За обедом Эммочка вела себя, как всегда, буйно – смеялась, гремела посудой и стучала стулом, но, если б не она, в столовой царило бы ледяное молчание.
– Смотри, что я умею делать! – Эммочка стала подбрасывать крошки печенья и ловить их ртом – половина падала на пол.
– А смотри, что я сейчас сделаю, – Штернберг пристально поглядел на лежавшую перед ним салфетку. На уголке её появился язычок пламени и быстро побежал к центру, сужая концентрические круги, оставляя выжженную дорожку в виде спирали.
– О господи, – раздражённо произнесла сестра и встала из-за стола. Мать поджала губы.
– Здорово! – захлопала в ладоши Эммочка. – Давай ещё чего-нибудь подожжём!
– В другой раз, солнце моё.
Штернберг откинулся на спинку кресла, далеко под стол вытянув длинные ноги. Эммочка пересела со своего места к нему на колени и принялась разглядывать и теребить перстни на его пальцах – снимать их ей не разрешалось, а про эсэсовское серебряное кольцо с черепом Штернберг как-то сказал, что оно заколдованное и что носить ему это кольцо до тех пор, пока не завершится его служба.
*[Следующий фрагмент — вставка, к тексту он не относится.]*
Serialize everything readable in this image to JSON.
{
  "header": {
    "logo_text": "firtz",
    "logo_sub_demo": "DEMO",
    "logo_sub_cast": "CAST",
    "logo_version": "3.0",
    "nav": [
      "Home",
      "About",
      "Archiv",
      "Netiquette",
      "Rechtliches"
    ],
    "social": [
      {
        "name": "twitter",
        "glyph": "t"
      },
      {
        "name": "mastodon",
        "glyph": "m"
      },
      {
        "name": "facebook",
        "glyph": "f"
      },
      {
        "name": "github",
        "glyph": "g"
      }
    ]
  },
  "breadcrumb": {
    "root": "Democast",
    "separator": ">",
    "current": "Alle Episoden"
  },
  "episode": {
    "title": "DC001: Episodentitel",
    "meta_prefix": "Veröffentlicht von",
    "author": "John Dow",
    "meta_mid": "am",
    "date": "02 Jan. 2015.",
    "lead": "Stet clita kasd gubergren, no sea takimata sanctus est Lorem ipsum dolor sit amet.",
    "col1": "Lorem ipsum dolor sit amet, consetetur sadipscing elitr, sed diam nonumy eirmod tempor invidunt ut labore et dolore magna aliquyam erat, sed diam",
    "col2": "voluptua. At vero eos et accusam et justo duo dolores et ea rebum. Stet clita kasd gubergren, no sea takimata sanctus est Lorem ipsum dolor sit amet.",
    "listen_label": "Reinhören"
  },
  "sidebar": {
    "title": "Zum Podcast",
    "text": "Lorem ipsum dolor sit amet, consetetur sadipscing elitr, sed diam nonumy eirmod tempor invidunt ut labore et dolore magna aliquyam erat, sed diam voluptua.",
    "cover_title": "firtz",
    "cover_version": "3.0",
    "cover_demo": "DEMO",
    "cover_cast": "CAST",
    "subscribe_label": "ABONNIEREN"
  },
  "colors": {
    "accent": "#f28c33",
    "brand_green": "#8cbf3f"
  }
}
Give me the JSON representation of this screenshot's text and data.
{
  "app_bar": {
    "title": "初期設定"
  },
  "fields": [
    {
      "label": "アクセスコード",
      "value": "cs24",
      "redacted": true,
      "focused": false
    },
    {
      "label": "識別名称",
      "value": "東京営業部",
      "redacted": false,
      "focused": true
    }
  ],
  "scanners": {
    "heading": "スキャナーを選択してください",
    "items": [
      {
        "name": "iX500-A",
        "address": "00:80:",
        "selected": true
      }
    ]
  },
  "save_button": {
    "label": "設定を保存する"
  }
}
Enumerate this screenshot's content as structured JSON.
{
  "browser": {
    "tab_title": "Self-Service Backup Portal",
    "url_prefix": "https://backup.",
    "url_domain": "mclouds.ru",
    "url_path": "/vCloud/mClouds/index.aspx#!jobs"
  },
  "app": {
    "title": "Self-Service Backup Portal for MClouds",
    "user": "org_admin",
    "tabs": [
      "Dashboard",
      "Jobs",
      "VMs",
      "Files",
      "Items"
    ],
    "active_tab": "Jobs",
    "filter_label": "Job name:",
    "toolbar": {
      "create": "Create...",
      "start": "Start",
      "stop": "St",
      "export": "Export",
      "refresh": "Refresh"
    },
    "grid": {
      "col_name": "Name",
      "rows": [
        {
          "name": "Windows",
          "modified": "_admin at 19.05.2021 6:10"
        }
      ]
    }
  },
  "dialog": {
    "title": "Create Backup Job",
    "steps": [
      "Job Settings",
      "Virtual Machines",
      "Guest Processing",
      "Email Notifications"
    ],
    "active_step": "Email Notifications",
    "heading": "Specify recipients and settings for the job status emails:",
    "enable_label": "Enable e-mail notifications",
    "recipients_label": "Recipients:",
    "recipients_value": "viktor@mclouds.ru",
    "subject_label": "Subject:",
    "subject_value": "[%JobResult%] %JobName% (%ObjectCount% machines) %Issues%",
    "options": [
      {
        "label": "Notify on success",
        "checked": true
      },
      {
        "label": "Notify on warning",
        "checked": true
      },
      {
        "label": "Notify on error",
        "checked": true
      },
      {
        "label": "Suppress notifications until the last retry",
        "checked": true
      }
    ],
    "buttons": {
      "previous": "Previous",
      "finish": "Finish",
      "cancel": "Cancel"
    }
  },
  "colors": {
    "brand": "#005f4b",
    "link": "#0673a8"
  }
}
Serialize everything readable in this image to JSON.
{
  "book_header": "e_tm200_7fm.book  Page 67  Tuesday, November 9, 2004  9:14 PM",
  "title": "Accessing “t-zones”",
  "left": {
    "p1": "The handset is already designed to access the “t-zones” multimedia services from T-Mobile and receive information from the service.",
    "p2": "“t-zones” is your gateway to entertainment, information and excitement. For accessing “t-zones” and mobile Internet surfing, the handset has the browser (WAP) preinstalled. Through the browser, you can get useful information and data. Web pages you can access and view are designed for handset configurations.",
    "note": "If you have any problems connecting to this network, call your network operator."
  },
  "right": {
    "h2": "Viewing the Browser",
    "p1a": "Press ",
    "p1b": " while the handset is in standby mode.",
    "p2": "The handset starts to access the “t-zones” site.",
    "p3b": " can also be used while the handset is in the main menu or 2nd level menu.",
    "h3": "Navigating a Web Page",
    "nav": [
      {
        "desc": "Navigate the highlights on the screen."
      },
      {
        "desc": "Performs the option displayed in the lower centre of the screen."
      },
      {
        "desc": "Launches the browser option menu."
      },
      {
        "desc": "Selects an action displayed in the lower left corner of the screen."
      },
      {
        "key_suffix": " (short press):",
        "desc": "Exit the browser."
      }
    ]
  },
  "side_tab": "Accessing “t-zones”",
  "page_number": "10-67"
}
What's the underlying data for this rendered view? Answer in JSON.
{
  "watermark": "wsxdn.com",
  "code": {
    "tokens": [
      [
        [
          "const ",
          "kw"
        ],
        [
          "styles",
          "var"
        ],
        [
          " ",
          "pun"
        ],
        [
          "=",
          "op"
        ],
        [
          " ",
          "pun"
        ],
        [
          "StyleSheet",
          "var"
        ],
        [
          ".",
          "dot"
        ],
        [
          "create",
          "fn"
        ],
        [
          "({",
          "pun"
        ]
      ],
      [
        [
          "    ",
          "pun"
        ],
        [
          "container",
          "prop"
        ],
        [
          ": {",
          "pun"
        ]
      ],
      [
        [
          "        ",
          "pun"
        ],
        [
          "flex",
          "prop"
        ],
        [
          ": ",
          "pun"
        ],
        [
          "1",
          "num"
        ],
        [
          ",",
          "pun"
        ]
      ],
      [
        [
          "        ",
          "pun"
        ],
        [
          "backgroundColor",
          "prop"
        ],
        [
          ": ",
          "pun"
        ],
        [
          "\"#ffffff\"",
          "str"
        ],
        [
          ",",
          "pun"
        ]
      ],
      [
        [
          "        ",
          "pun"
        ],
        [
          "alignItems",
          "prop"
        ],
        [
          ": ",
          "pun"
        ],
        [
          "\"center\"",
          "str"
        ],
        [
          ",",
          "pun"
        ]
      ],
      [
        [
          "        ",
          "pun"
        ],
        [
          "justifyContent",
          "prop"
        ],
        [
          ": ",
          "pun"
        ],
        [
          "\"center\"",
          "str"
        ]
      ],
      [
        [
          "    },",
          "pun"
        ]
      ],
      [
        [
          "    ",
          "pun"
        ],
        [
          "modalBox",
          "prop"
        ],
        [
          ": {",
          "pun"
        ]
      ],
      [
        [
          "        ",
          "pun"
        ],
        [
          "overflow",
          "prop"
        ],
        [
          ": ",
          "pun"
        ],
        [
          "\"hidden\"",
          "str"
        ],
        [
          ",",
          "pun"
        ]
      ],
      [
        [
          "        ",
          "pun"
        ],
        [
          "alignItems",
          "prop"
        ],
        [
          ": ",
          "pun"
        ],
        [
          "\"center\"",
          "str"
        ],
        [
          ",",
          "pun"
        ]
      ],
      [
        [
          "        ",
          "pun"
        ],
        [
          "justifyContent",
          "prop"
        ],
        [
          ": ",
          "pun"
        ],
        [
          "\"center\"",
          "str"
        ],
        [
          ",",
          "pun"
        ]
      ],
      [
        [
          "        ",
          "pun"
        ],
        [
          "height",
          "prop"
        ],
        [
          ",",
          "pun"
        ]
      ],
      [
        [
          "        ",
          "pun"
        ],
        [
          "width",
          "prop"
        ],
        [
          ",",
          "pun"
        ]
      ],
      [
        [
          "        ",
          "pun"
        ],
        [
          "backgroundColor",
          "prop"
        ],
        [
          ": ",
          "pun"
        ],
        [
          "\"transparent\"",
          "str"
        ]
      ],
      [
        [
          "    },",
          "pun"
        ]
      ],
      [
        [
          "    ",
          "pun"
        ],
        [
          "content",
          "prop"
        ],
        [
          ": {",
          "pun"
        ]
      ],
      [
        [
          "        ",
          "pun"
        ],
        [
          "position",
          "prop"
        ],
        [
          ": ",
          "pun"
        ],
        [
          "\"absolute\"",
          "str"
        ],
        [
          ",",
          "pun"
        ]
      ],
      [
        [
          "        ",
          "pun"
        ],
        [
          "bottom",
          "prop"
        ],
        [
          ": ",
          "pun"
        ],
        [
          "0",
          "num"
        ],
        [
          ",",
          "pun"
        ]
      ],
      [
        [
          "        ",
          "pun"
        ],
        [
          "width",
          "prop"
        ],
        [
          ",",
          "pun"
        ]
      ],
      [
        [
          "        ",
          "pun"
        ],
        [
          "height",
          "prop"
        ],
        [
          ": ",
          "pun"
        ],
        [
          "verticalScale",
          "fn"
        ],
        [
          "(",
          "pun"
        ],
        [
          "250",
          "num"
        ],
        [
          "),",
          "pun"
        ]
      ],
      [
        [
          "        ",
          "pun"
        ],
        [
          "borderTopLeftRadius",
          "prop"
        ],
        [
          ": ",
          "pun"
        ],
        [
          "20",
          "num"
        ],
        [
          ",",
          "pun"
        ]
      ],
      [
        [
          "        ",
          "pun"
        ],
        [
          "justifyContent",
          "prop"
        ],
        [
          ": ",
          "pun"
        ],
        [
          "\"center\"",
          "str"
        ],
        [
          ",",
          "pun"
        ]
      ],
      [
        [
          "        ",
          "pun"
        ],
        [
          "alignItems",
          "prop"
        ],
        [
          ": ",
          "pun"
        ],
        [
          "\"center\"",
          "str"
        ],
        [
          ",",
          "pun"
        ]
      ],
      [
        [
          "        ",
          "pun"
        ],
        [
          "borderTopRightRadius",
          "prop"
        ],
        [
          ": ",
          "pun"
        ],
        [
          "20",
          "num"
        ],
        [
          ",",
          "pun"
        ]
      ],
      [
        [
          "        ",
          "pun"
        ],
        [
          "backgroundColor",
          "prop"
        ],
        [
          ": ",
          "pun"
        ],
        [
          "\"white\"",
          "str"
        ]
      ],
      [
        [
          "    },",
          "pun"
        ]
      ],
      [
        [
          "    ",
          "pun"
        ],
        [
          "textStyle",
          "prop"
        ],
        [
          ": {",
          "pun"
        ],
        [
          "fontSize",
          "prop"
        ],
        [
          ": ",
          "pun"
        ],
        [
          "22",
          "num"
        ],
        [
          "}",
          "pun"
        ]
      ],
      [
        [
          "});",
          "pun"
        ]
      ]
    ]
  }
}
Так теперь Эммочка всякий раз проверяла, нет ли на кольце трещин, и придумывала разные способы, как его сломать, очень уж ей хотелось, чтобы дядюшка никуда больше от неё не уезжал.
– Мне доводилось слышать, – начал Штернберг, – что здесь начинается строительство большой электростанции. Если это будет причинять беспокойство, можно подыскать место получше… – его слова упали в пустоту.
– Нам ничего не нужно, – сухо ответила мать почти через минуту.
– Открой окно, – попросила Эммочка. Этот фокус ей никогда не надоедал.